In 1921 Heinrich Handwerck Jr. re-founded the factory in Gotha near Waltershausen. K & R continued to produce the Handwerck doll molds until at least 1932, between that time period they added “oHG” to the marking.
Heinrich Handwerck is probably best known for their Bébé dolly faced bisque head child dolls and babies, some bisque shoulder heads on kid bodies, but mostly bisque socket heads on composition jointed bodies, Handwerck also produced some celluloid dolls, too.
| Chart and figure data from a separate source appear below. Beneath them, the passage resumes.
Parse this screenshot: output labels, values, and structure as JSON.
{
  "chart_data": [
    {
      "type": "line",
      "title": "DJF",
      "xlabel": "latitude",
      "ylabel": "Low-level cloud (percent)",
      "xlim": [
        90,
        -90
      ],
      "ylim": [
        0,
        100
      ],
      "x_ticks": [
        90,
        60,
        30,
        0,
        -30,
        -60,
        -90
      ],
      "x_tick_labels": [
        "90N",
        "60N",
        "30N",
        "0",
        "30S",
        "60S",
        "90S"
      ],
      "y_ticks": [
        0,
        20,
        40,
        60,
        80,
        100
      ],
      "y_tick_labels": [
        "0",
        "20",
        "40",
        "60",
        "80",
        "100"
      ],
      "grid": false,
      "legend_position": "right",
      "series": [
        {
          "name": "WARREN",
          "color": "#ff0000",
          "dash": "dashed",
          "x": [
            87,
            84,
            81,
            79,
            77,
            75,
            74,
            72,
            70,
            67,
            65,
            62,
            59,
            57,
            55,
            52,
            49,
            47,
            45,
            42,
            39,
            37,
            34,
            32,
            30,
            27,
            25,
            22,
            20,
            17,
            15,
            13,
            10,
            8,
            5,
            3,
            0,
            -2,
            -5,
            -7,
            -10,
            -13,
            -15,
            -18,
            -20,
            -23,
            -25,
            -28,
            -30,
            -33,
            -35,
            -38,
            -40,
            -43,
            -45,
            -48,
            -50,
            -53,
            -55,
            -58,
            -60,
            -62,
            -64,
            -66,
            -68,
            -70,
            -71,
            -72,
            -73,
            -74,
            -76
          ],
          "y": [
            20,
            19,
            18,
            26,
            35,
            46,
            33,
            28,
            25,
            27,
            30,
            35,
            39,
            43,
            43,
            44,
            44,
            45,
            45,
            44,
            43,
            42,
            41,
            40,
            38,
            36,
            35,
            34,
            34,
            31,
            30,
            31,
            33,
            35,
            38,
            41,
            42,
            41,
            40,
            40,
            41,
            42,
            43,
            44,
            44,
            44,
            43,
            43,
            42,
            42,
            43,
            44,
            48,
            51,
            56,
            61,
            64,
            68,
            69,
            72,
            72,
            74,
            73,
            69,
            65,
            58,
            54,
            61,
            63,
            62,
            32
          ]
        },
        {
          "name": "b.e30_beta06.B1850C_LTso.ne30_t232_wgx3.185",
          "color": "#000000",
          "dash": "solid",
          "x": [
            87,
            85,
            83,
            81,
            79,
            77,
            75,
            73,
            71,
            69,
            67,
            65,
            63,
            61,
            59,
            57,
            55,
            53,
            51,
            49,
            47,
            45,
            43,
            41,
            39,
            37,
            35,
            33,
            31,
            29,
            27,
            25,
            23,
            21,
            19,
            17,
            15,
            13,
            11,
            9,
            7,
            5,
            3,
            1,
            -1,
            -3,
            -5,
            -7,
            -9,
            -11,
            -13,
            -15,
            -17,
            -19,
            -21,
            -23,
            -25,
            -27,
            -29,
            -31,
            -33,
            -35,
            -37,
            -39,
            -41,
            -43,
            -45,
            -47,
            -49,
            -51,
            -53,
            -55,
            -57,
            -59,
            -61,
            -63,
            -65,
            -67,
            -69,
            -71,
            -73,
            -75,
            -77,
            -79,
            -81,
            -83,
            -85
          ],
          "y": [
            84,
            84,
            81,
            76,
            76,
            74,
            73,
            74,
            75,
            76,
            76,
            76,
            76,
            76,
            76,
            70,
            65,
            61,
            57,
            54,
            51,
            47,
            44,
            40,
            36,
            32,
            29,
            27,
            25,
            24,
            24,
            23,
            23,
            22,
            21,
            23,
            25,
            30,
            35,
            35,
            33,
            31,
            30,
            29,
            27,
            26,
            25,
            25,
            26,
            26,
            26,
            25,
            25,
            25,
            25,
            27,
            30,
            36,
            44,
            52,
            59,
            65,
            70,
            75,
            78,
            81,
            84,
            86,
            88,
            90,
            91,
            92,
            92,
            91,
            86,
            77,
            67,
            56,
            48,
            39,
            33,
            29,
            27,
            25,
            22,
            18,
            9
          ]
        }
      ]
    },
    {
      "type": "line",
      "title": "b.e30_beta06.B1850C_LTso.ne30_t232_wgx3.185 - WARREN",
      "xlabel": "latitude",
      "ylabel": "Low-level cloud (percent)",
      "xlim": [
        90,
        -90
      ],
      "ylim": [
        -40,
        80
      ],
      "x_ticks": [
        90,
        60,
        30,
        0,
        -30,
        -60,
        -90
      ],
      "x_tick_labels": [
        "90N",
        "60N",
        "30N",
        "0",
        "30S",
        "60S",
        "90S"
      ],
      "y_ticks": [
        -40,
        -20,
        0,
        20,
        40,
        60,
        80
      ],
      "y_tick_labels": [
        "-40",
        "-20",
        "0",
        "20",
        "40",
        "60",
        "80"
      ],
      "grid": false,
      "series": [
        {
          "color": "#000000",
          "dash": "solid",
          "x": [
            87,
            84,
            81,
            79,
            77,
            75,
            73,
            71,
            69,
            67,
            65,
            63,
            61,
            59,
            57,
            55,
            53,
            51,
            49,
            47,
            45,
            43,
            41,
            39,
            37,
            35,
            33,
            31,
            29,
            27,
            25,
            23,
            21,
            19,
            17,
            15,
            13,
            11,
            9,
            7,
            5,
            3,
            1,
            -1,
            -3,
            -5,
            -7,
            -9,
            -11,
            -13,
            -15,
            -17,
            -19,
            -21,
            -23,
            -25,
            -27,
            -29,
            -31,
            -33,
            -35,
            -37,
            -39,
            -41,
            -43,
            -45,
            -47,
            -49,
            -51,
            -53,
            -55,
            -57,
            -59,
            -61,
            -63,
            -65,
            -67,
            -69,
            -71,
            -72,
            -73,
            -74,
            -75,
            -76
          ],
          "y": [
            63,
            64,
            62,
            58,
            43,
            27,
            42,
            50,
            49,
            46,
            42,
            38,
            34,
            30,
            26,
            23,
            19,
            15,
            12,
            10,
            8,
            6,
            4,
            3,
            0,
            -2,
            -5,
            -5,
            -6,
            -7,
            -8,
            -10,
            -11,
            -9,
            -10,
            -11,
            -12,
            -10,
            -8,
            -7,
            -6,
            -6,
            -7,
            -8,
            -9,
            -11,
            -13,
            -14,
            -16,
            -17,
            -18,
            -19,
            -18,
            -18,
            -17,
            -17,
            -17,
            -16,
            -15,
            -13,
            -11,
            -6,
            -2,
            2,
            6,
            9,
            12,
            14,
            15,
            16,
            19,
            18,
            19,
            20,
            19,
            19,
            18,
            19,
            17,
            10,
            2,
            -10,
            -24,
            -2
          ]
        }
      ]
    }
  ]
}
Heinrich Handwerck Doll Mold Numbers Identified & Trade names
29, 69, 79, 89, 99, 109, 119, 120, 139, 152, 160, 189, 199, 420
Eight pointed star + French or German words, Baby Cut, Bébé Cosmopolite, Bébé de Recalme, Bébé Superior, Made in Germany +an upside down horseshoe + Hch # H, HH, HHW, HW, Germany + HANDWERCK + Halbig, Elaine dolls, LaBelle, LaBonita and Lotti, a Lady doll ink body mark stamp D. R. Patent No. 100297 in 1897 with a Simon & Halbig doll head mold 1159.
Note: The Bébé Cosmopolite doll – only the 18″ tall doll marked Germany, Heinrich Handwerck, Simon & Halbig 1, was used for Lettie Lane’s actual doll, a mail in premium from magazine subscriptions from the Lettie Lane paper doll series in the Ladies Home Journal 1911. Kestner doll mold 171 in 18″ was also used.